KATHMANDU, KOMPAS.com - Nepal tengah diguncang krisis politik serius setelah demonstrasi besar-besaran yang dipimpin generasi muda sejak Senin (8/9/2205) berujung pada kekerasan, korban jiwa, dan pengunduran diri Perdana Menteri KP Sharma Oli.
Gelombang protes yang awalnya dipicu oleh larangan penggunaan media sosial berkembang menjadi gerakan anti-korupsi terbesar sejak Nepal menjadi republik demokratis pada 2008.

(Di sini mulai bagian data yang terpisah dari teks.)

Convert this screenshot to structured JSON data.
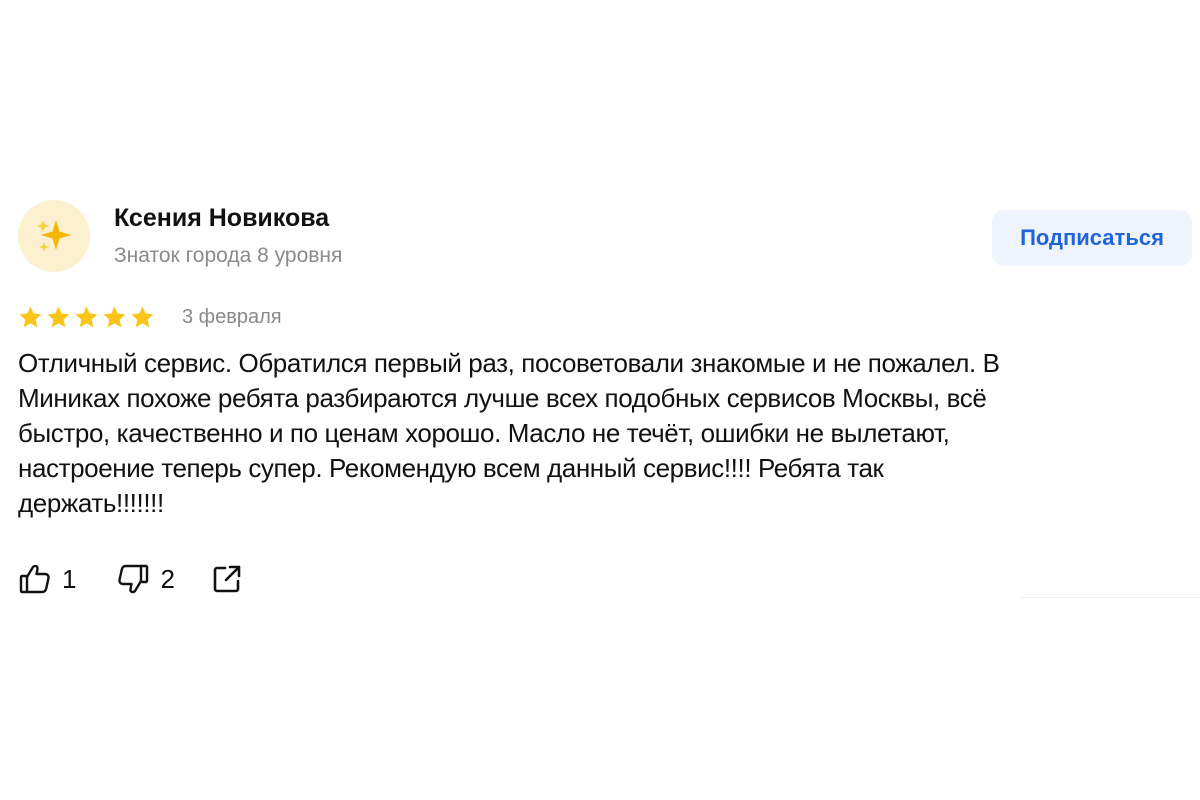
{
  "review": {
    "author": {
      "name": "Ксения Новикова",
      "level": "Знаток города 8 уровня",
      "avatar_icon": "sparkles-icon"
    },
    "subscribe_label": "Подписаться",
    "rating": 5,
    "rating_max": 5,
    "date": "3 февраля",
    "text_lines": [
      "Отличный сервис. Обратился первый раз, посоветовали знакомые и не пожалел. В",
      "Миниках похоже ребята разбираются лучше всех подобных сервисов Москвы, всё",
      "быстро, качественно и по ценам хорошо. Масло не течёт, ошибки не вылетают,",
      "настроение теперь супер. Рекомендую всем данный сервис!!!! Ребята так",
      "держать!!!!!!!"
    ],
    "likes": "1",
    "dislikes": "2"
  },
  "colors": {
    "accent": "#1f64d8",
    "star": "#fcc419",
    "avatar_bg": "#fdf0d0",
    "muted_text": "#8a8a8a"
  }
}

Sedikitnya 30 orang dilaporkan tewas dan hampir 200 lainnya luka-luka akibat bentrokan antara polisi dan demonstran.
Baca juga: Apakah Aksi di Indonesia Picu Demo Nepal? Begini Penjelasan Pakar
Massa yang menamai diri mereka sebagai generasi Z (Gen Z) bahkan membakar gedung parlemen, kantor partai politik, hingga rumah para pejabat.
Agung Setiyo Wibowo, Direktur The Pandita Institute sekaligus pengamat hubungan internasional, menilai kondisi ini sebagai hasil dari kegagalan Pemerintah Nepal membaca aspirasi publik.
“Pengalaman Nepal memperlihatkan apa yang terjadi bila pemerintah memilih pembatasan ruang komunikasi (social media ban) lalu berusaha mengandalkan kekuatan aparat: reaksi publik bisa jadi jauh lebih keras dan tak terkendali,” katanya, saat dihubungi Kompas.com, Kamis (11/9/2025).
Latar belakang demonstrasi
AFP/PRABIN RANABHAT Api berkobar di Singha Durbar, gedung pemerintahan utama di Kathmandu, Nepal, saat kerusuhan demo Nepal terjadi pada Selasa (9/9/2025). Usai demo mematikan di Nepal, Balendra Shah didorong anak muda untuk mengisi posisi perdana menteri, menggantikan Khadga Prasad Sharma Oli.
Demonstrasi di Nepal awalnya dipicu oleh larangan pemerintah atas 26 platform media sosial populer, termasuk WhatsApp, Facebook, dan Instagram.
Larangan itu segera menuai kecaman, karena dianggap sebagai upaya membungkam suara publik, khususnya gerakan antikorupsi yang tengah menguat.
Saat itu, tagar NepoKids dan NepoBaby menyeruak di TikTok dan Instagram, menyoroti gaya hidup mewah anak-anak elite politik di tengah kesulitan ekonomi rakyat.
Kemarahan atas larangan penggunaan media sosial ini kemudian berubah menjadi protes antikorupsi yang meledak pada Senin (8/9/2205).
Selama unjuk rasa terjadi, Agung menilai respons Pemerintah Nepal justru memperburuk keadaan.
Baca juga: Penjarahan Guncang Demo Nepal: Bank Dirampok, Toko Digasak
Menurutnya, langkah represif seperti penggunaan gas air mata, peluru karet, hingga peluru tajam terhadap massa justru membuat legitimasi pemerintah semakin runtuh.
“Penggunaan kekerasan berlebihan cenderung menambah delegitimasi pemerintah dan memperpanjang krisis,” tambahnya.
Etika gerakan massa
Selain menyoroti tindakan aparat, Agung juga melihat perilaku brutal demonstran yang dinilai mencederai tujuan awal aksi.